Quant à l’ordre d’apparition dans la liste des signatures, il dépend du rôle de chacun dans l’article. «Seuls le premier et le dernier nom comptent vraiment», indique Jerôme Wuarin. Le premier auteur est celui qui a réalisé la recherche, c’est le travailleur principal. Il peut y en avoir plusieurs, ils se suivent dans l’ordre choisit par les auteurs et sont indiqués par la mention: «ont contribués de manière égale à ce travail». Le dernier auteur est la personne qui a conçu la recherche et obtenu les financements pour la réaliser, généralement le professeur à la tête du laboratoire.
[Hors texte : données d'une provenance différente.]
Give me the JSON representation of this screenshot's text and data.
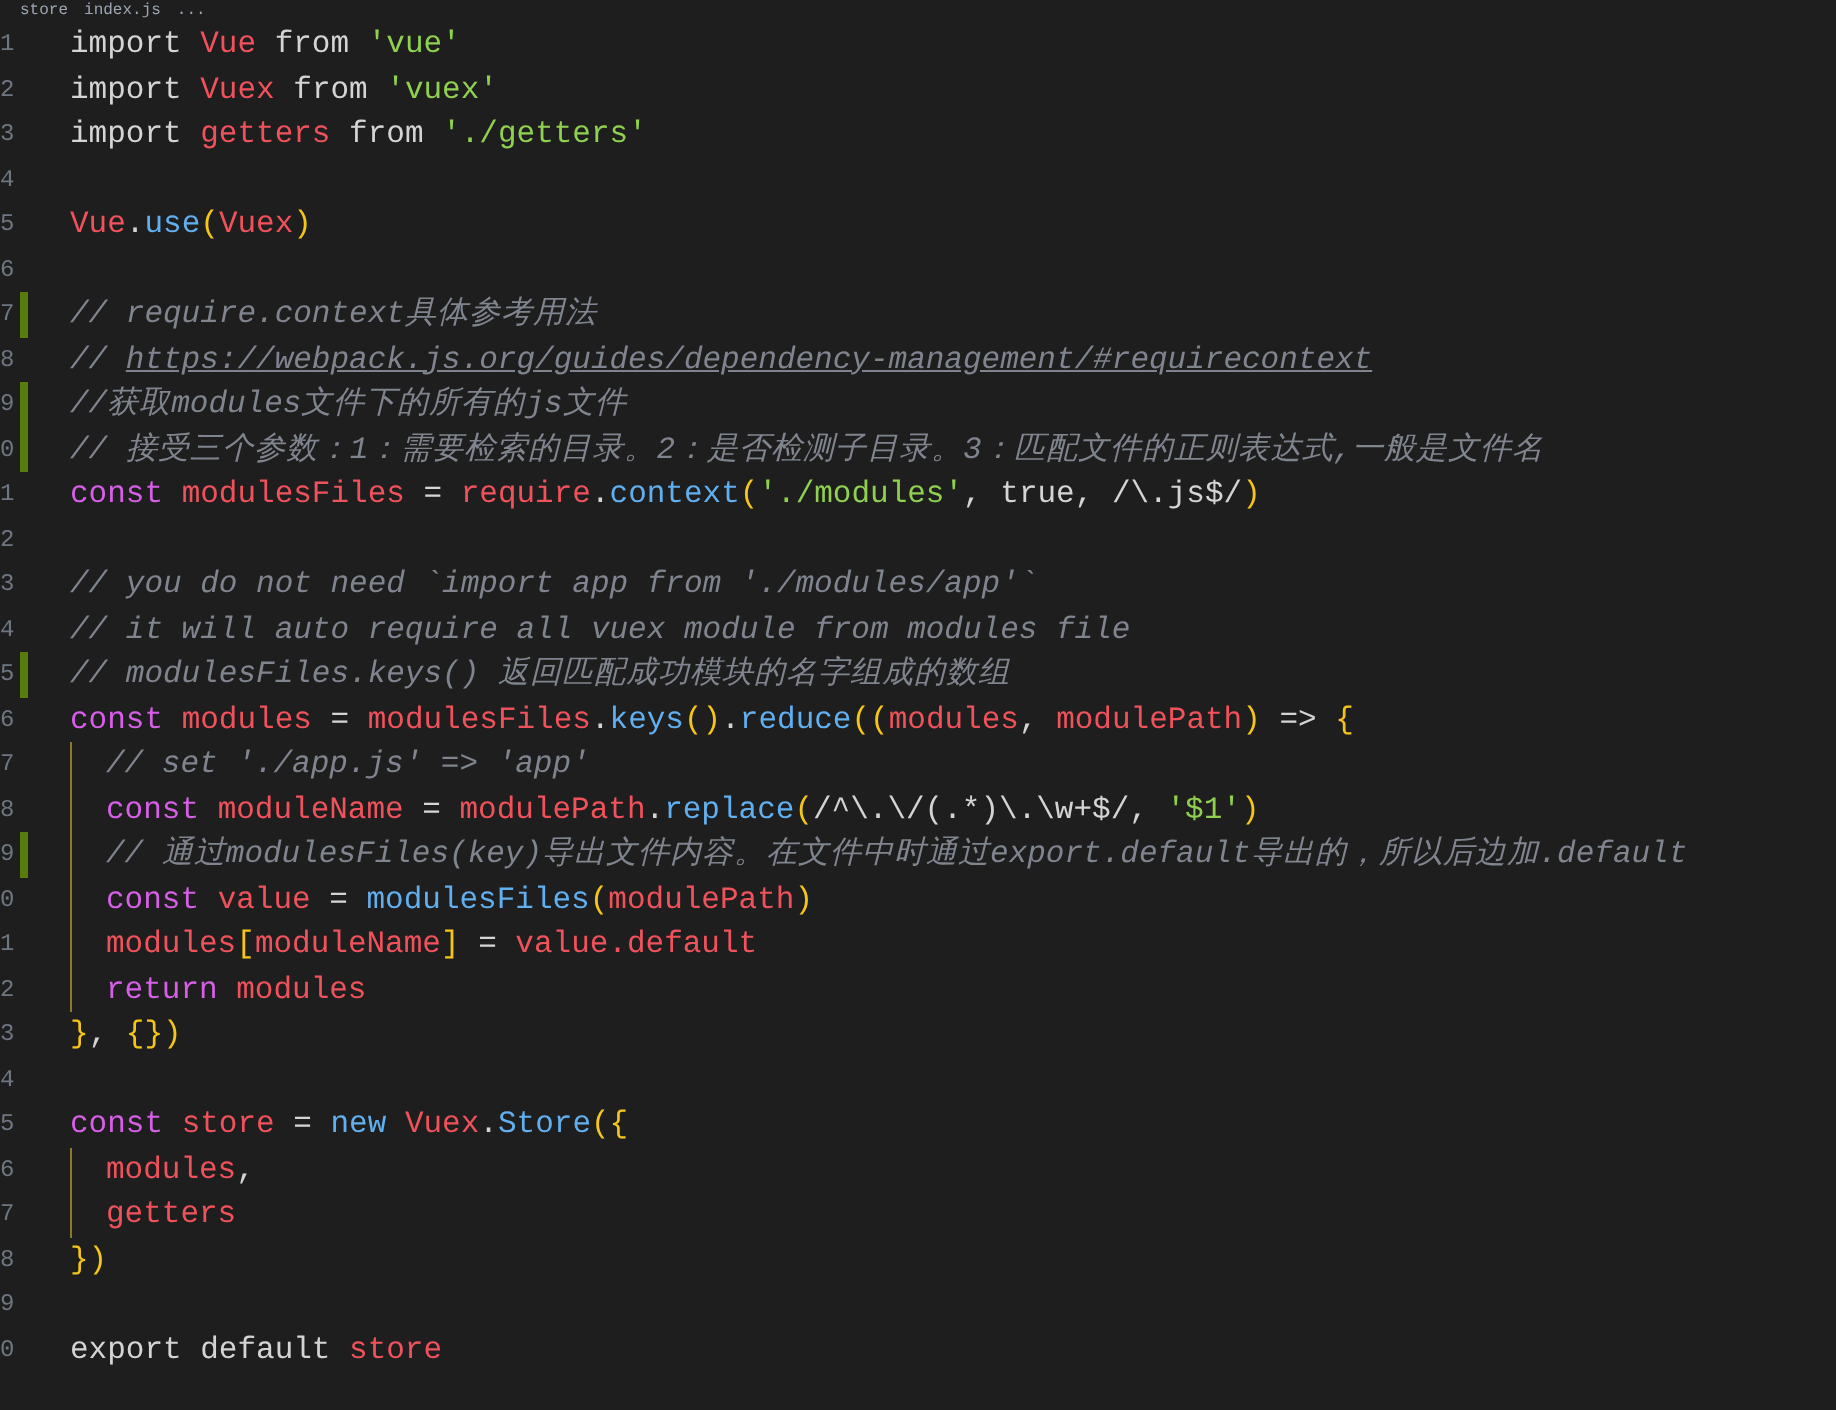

Entre le premier et le dernier, l’ordre n’a pas vraiment d’importance, mais compte tout de même comme une publication à l’actif des auteurs qui y figurent. Ces noms ont tendance à finir dans l’oubli de la mémoire scientifique puisque lors de la citation d’un article, seul le premier auteur est utilisé et l’appartenance de la découverte est en principe attribuée au laboratoire du dernier auteur. «Toutefois, tous les domaines ont leurs coutumes et cette hiérarchie très pratiquée dans les milieux biomédicaux n’existe pas chez les physiciens et les mathématiciens qui publient leurs auteurs par ordre alphabétique», précise Cécile Lebrand.

Directives peu respectées

Des directives, érigées par l’Académie des sciences et signées par l’UNIL-CHUV, existent et régissent la manière de signer une publication. «Ces règles font indirectement partie intégrante des contrats des chercheurs, indique Jovan Mirkovich, directeur administratif du département formation et recherche du CHUV. Elles stipulent, en particulier, qu’un auteur doit avoir contribué de manière essentielle au travail de recherche lors de sa planification, de sa réalisation, de son interprétation ou de son contrôle.»

Or, la perception de ce qui est considéré comme contribution essentielle est variable et sujette à l’auto-interprétation des chercheurs. Selon les directives, la pure exécution d’une tâche telle que la collecte de documents n’a pas de caractère scientifique si elle est exécutée sans compréhension des questions scientifiques de base et sans pouvoir d’évaluation. Les soutiens financiers et organisationnels ou la simple mise à disposition de matériel ne donnent aucun droit à être auteur. Finalement, le fait d’occuper une fonction de cadre supérieur ne justifie pas à lui seul la qualité d’auteur.

Pourtant, il n’est pas rare que certains chercheurs imposent leur nom pour avoir prêté du matériel, introduisent un auteur dans l’intention d’aider une carrière, ou signent un article, car ils ont une position académique supérieure. «Parfois, c’est à se demander si les chercheurs connaissent les directives…», indique Jovan Mirkovich. En médecine comme ailleurs, tous les membres d’une équipe ont tendance à être coauteurs par défaut. Jerôme Wuarin met en garde contre ces pratiques en rappelant «qu’un coauteur est également responsable de la véracité d’un article».

A l’ère de l’open data (partage universel de données), ne faudrait-il pas en finir avec les auteurs et rendre anonymes les publications scientifiques? «Assurément une folie! », s’écrient les trois experts interrogés. Système d’évaluation, reconnaissance, gloire et autre propriété intellectuelle laissent donc entrevoir une longue vie aux listes interminables d’auteurs.